Whistler is considering a bylaw to help crack down on illegal overnight rentals in its residential neighbourhoods, which would also affect short term rentals through websites like Airbnb.

Proposed bylaw directed at illegal nightly rentals, not Airbnb, says Whistler mayor

Whistler is considering a bylaw to restrict short term rentals like Airbnb in residential neighbourhoods. (Canadian Press)

Whistler is considering a bylaw to help crack down on illegal overnight rentals in its residential neighbourhoods, which would also affect short term rentals through websites like Airbnb.

Any home rental under four consecutive weeks is illegal in Whistler, but enforcement has become an issue as rentals continue to proliferate, reducing the available housing supply.  

Mayor Nancy Wilhelm-Morden says Whistler wants to preserve its rental stock for people that need and want to live in Whistler, including employees who are being thrown out of residential housing.

"We don't want our employees shoved out the back door, so that tourists can now rent those units on a nightly basis," said Wilhelm-Morden. "That's not the model that works for us."

The proposed bylaw would require all tourist rentals, like hotels, condos, hostels and bed and breakfasts to have a business licence for an annual cost of $165.

"You can't get a business licence unless you're properly zoned, so we simply monitor the marketing and if people are marketing their units as available for nightly or short term rental, and they don't have a business licence, they will be issued a ticket with a fine of $1,000 per day," said Wilhelm-Morden.

In a notice to residents, the municipality outlined the bylaw's intent and appealed for feedback at a June 6 meeting.

The municipality says council and staff received feedback from 65 people, and the recommendations will come before it at an upcoming meeting. 

Beyond the crunch on workers' housing, Wilhelm-Morden says tourist accommodation isn't suited for residential subdivisions, because they don't have infrastructure like street lights and garbage pickup.

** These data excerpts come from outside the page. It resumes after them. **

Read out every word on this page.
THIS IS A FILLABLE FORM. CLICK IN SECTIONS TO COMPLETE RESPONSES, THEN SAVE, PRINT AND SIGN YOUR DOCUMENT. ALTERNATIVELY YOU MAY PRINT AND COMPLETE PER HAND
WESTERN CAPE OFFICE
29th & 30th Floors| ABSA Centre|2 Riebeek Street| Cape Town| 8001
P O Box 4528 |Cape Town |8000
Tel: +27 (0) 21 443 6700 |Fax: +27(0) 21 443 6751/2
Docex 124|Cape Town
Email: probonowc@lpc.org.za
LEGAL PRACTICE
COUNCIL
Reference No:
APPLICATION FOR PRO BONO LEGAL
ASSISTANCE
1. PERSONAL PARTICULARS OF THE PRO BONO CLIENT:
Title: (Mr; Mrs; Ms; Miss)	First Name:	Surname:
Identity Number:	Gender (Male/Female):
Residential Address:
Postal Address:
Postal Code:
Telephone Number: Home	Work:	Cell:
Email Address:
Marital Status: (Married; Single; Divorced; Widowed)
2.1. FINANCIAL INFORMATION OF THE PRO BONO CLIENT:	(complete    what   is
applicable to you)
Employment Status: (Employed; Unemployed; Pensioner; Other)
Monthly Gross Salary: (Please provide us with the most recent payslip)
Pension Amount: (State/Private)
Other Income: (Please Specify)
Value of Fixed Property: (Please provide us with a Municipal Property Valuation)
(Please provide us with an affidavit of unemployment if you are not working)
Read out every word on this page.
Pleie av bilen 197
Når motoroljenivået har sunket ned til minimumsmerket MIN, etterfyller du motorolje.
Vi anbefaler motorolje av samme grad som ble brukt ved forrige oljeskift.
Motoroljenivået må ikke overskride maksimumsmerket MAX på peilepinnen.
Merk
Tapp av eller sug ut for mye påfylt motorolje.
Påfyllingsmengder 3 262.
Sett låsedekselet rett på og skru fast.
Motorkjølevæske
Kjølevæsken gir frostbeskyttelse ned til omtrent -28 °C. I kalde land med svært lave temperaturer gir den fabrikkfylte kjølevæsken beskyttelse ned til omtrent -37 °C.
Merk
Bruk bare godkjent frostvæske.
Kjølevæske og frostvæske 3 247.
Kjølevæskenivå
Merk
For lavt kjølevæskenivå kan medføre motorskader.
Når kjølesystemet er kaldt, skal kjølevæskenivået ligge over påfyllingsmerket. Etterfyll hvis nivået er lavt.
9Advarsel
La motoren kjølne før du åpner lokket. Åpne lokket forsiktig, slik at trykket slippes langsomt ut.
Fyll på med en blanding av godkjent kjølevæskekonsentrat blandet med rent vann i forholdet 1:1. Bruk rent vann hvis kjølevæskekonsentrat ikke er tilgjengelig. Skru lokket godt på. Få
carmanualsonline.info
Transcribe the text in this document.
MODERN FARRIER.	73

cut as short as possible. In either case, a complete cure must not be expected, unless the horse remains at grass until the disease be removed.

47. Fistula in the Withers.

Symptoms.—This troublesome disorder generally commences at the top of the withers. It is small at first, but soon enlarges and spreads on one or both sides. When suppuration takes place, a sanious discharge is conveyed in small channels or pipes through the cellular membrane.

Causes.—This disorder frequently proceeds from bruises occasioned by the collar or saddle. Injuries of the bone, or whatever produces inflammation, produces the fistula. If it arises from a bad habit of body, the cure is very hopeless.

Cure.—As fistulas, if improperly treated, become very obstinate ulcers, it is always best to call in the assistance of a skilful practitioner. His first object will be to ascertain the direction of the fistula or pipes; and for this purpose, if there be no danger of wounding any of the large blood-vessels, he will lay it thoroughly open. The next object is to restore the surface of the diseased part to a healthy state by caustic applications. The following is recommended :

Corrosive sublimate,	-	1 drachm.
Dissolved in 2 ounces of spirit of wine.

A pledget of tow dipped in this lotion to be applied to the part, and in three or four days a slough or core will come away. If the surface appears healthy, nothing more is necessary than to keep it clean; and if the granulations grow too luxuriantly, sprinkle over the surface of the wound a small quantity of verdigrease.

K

In addition, she says illegal rentals put their own insurance at risk and risk the safety of their guests. 

"We've had instances where someone has called 911 for some kind of emergency service, and they don't know the address of the place they're staying at. They don't even know what subdivision they're in, so our subdivisions simply are not set up for tourist accommodation."

Whistler's mayor says Airbnb is appealing to Whistler residents and city staff to change its zoning system to permit home sharing. (John MacDougall/Getty Images)

Airbnb responds

According to one resident, Airbnb learned of the municipality's proposed changes and sent an email to some Whistler residents a few days ago, warning them that a ban on home sharing in residential zoned neighbourhoods would create "a confusing and imbalanced system for residents and guests."

The email went on to urge members of the home-sharing community to communicate to the mayor and city council why home sharing should be permitted in all zones. 

While the mayor of Whistler says the bylaw is not directed towards Airbnb, but illegal nightly rentals, she says Airbnb has sent a letter to her pleading that Whistler change its zoning system.